La prise de distance par rapport à l’expérience immédiate ne sert pas uniquement la reconduction conforme des constructions culturelles qui ont d’ores et déjà été consacrées par la collectivité. Elle sert également l’imagination qui permet aux êtres humains de percevoir le monde non pas comme il est, mais comme il devrait être. C’est la capacité imaginative qui les conduit à remettre en question les institutions établies, à déterminer des orientations nouvelles ou à transformer des rêves a priori impossibles en des mondes possibles. C’est aussi la capacité à l’imagination qui soutient l’élargissement des contours de son groupe d’appartenance. Un tel élargissement constitue d’ailleurs le pari de la politique moderne : celle-ci a pour tâche de désenclaver le sentiment du Nous en l’extirpant des frontières étroites de la co-présence et de faire exister des « communautés imaginées », notamment les nations,en dehors du cercle restreint de nos interactions concrètes.
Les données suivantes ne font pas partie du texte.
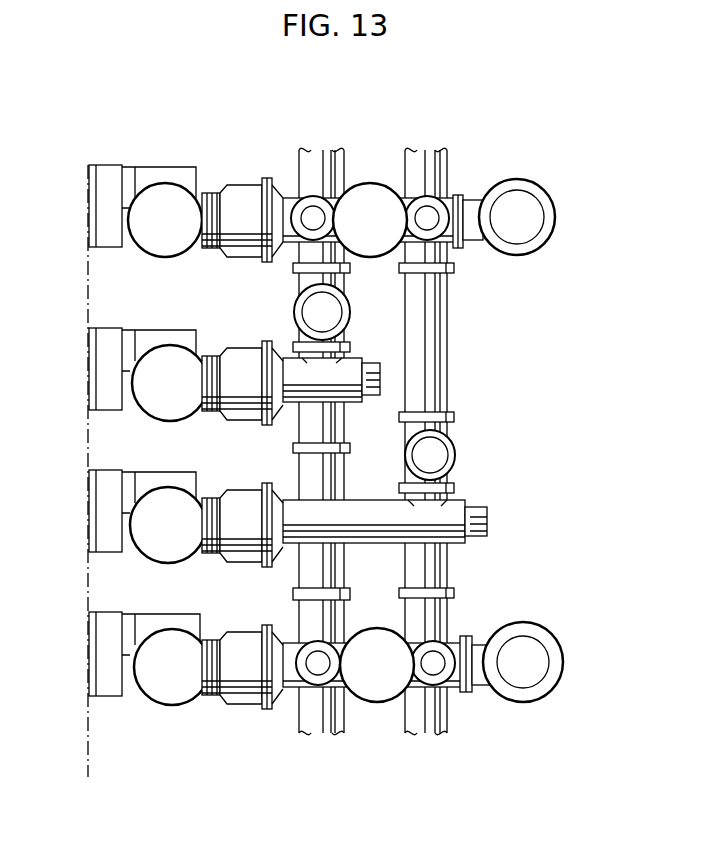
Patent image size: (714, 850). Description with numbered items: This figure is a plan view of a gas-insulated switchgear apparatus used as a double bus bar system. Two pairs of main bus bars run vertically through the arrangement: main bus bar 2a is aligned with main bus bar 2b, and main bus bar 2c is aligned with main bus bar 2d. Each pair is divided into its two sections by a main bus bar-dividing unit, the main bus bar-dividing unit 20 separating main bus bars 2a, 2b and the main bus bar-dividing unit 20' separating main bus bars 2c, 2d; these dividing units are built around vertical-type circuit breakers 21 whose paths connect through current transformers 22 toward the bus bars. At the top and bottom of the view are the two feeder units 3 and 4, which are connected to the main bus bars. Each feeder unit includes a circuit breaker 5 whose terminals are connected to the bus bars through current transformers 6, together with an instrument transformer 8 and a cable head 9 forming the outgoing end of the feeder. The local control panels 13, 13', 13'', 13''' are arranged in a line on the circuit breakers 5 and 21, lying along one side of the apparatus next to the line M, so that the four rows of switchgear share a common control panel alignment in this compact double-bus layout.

The main bus bar 2a is at (300, 268).
The main bus bar 2b is at (298, 432).
The main bus bar 2c is at (448, 345).
The main bus bar 2d is at (440, 568).
The feeder unit 3 is at (596, 213).
The feeder unit 4 is at (608, 665).
The circuit breaker 5 is at (165, 195).
The current transformer 6 is at (243, 200).
The instrument transformer 8 is at (371, 194).
The cable head 9 is at (511, 210).
The local control panel 13 is at (76, 206).
The local control panel 13' is at (74, 369).
The local control panel 13'' is at (75, 654).
The local control panel 13''' is at (73, 511).
The main bus bar-dividing unit 20 is at (547, 376).
The main bus bar-dividing unit 20' is at (425, 521).
The circuit breaker 21 is at (170, 357).
The current transformer 22 is at (250, 358).
The center line M is at (92, 486).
« L’animal que je suis encore »

Alors que les capacités relationnelles et normatives sont au cœur des formes sociales élémentaires, les capacités à la distanciation sont au cœur des relations culturelles : ce sont elles qui donnent aux humains la possibilité de voir et d’entendre ensemble des choses qu’isolément ils ne verraient ou n’entendraient plus : un dieu, un ancêtre, une race, une nation, autant de références qui ne peuvent exister et subsister sans un système de validation collectif. Comme le soulignent Banerjee et Bloom, en l’absence de tout soutien culturel, Tarzan ne peut ni croire en Dieu, ni espérer une vie après la mort. Enfin, les capacités à l’imagination sont au cœur des relations politiques : elles permettent de relancer l’enquête collective sur les orientations de la vie en commun.

Au terme de ce bref panorama, on voit mieux l’intérêt d’une enquête sur les capacités communes des primates humains et non humains. En effet, il ne faut pas oublier que notre esprit fonctionne en « poupées russes » : loin d’être totalement modifiées par l’acquisition de la culture, nos capacités adaptatives de bas-niveau restent emboîtées dans nos capacités symboliques et linguistiques de plus haut niveau et restent donc en partie opérantes.

Concrètement, cela signifie que les réactions émotionnelles et les capacités affiliatives élémentaires dont notre espèce a hérité n’ont pas disparu. Elles ont encore de fortes incidences sur notre conduite, notamment lorsque les normes institutionnelles ont perdu de leur pertinence. C’est le cas dans les périodes de crise, d’incertitude et de peur, qui suscitent deux inclinations potentiellement contradictoires : une propension à voir l’autre comme un obstacle ou une menace et une compulsion affiliative qui nous pousse à nous rapprocher les uns des autres. A priori contradictoires, ces inclinations ont une fâcheuse tendance à se réconcilier grâce à l’opposition à un ennemi commun, qui fait office de ciment affectif. Dans les moments de trouble, en effet, le travail politique « contre-nature » qui consiste à étendre les contours de « l’en-groupe » et à élargir ce que « semblable » veut dire tend à se fissurer ou même s’effondrer. Il laisse la place à la logique sociale primitive, de nature redoutablement exclusive, qui restreint le cercle des êtres avec lesquelles nous nous sentons en mesure de « faire société ».

Ainsi rétrécie au cercle de proximité, l’affiliation redevient grégaire et tribale. Les relations avec des non-appartenants étant dépourvues d’obligations, elles risquent de laisser libre cours à l’expression brute de la violence, comme le montre le grand nombre d’attaques mortelles qui opposent les « communautés de chimpanzés ». D’où cette conclusion, qui résonne tristement avec l’actualité : le fait que les singes se fassent la guerre les rapproche encore un peu plus de nous.